In the Facebook post Tuesday first announcing his plans, Zuckerberg said the Initiative will focus on “promoting equality,” an objective that Gabriel Zucman, an economics professor at the University of California, Berkeley, found commendable — and ironic.
“Promoting equality starts with paying one’s taxes,” Zucman said in an email to CBS News, while noting that Facebook shifts billions of dollars of profits to zero-tax locales like the Cayman Islands. “If billionaires are free to choose how they contribute to society, why shouldn’t I? Why do I have to pay taxes?” asked Zucman, who criticized the stance taken by Zuckerberg and other Silicon Valley billionaires as harming the social contract and very goals he “pretends to pursue in his letter.”

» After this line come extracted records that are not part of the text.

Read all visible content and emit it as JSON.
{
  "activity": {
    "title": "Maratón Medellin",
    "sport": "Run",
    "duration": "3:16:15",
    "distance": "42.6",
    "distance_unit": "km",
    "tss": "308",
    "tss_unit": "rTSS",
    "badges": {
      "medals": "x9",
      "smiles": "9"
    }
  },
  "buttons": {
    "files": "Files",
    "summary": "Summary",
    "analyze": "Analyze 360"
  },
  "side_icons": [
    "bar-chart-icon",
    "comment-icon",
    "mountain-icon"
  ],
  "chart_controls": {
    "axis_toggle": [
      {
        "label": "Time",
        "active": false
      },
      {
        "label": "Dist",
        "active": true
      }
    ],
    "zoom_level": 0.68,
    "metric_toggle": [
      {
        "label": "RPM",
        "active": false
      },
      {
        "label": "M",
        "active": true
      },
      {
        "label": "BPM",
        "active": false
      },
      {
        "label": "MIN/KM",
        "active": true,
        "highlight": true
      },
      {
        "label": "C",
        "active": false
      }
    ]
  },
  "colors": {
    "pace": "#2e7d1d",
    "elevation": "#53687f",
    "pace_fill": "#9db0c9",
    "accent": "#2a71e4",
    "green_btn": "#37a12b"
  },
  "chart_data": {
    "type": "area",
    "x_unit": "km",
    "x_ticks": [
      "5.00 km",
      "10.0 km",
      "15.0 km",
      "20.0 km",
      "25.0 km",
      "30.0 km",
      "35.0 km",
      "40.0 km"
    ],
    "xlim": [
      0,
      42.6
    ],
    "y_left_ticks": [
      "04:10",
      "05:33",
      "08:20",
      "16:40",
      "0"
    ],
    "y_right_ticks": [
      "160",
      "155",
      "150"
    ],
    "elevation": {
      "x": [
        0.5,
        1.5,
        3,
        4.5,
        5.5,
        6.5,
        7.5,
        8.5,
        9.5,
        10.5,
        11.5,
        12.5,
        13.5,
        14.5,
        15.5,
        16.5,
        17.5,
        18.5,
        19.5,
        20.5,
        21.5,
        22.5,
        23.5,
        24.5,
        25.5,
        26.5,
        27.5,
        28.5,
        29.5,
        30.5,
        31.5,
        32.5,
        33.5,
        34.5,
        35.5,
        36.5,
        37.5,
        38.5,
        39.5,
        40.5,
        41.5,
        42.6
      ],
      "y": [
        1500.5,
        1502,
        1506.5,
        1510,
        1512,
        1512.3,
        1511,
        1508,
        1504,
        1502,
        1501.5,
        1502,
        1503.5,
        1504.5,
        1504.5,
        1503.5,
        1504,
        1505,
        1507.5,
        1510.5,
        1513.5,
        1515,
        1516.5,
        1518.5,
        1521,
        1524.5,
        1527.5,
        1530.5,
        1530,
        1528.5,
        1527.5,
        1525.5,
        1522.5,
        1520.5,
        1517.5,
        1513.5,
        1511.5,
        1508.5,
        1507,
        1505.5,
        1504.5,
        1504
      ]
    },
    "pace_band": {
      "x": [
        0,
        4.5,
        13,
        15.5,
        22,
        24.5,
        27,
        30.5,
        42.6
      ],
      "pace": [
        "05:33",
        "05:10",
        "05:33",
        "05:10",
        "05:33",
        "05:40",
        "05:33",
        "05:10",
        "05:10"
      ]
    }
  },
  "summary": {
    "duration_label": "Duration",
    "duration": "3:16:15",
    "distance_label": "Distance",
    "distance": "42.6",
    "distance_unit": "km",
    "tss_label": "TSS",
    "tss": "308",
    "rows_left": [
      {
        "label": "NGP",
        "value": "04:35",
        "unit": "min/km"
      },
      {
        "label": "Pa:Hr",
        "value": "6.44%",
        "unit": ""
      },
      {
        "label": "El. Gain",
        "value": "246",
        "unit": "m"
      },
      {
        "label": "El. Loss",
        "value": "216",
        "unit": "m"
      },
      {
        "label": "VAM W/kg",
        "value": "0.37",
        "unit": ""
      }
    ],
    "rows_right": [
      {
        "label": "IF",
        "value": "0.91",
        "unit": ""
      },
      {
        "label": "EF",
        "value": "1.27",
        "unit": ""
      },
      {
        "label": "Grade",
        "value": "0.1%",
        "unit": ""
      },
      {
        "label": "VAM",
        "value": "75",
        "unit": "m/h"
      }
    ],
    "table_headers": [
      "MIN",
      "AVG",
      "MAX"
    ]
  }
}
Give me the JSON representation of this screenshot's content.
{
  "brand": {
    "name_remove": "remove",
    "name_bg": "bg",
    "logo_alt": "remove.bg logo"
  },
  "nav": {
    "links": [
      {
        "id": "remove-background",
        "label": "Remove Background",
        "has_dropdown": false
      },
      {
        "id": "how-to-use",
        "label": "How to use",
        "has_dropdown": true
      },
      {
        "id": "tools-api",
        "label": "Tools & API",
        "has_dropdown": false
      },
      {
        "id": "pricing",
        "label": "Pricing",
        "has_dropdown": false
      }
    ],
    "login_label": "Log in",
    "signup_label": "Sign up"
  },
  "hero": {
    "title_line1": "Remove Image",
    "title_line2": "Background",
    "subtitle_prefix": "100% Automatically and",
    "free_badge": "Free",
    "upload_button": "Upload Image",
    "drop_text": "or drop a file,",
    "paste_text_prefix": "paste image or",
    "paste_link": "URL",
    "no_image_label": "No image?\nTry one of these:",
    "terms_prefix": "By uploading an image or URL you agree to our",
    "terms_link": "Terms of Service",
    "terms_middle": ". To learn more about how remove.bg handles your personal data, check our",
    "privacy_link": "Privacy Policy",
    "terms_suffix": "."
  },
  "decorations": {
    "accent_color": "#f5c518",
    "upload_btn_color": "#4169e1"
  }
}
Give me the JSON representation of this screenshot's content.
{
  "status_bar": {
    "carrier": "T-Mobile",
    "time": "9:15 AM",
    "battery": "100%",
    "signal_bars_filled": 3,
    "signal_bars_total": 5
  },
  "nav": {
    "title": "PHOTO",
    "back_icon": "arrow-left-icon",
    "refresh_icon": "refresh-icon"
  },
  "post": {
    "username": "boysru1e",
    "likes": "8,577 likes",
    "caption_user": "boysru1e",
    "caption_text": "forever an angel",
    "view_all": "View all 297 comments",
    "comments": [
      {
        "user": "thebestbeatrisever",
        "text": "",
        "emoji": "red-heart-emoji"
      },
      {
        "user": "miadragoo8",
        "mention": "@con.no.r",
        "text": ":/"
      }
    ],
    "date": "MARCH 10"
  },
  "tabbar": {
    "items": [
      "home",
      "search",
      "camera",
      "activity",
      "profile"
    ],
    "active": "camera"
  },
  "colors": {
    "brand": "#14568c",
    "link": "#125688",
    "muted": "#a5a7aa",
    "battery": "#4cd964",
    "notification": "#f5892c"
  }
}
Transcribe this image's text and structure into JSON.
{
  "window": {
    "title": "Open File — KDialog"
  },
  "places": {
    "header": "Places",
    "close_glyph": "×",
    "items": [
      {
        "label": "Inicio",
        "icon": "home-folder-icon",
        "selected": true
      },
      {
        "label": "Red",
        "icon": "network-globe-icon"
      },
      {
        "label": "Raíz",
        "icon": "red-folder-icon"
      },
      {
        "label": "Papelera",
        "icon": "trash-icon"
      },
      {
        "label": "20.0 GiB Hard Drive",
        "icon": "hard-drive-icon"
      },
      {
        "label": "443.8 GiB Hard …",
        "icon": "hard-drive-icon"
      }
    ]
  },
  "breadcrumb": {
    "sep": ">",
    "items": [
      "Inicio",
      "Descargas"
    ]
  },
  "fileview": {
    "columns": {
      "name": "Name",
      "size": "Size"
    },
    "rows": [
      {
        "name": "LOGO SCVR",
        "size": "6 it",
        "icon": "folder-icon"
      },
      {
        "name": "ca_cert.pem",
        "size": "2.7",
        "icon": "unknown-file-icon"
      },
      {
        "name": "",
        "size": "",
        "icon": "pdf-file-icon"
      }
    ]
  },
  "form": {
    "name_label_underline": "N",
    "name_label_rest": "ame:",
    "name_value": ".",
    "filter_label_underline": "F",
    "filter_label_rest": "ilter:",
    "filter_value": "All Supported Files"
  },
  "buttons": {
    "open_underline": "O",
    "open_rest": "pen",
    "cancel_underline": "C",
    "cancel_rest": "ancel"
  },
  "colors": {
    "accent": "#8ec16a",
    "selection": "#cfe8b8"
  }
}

Like other U.S. multinationals, Facebook has used a range of accounting techniques to minimize its taxes. Those include funneling profits to tax havens overseas, a practice critics say deprives the U.S. government of revenue.
Zuckerberg previously signed The Giving Pledge, joining an elite group of billionaires like Warren Buffett, Bill Gates and Richard Branson in declaring he would give away more than half his fortune over his lifetime.
But some of his past philanthropic efforts have missed the mark. In 2010, Zuckerberg made a splash by announcing on “Oprah” that he was donating $100 million to turn around the failing public school system of Newark, New Jersey.
Five years later, that plan is widely regarded as a failure. Tens of millions of dollars were spent on restructuring and shifting children to charter schools, but “those changes were really not transformational, as hoped,” Dale Russakoff, author of “The Prize: Who’s in Charge of America’s Schools,” told CBS News.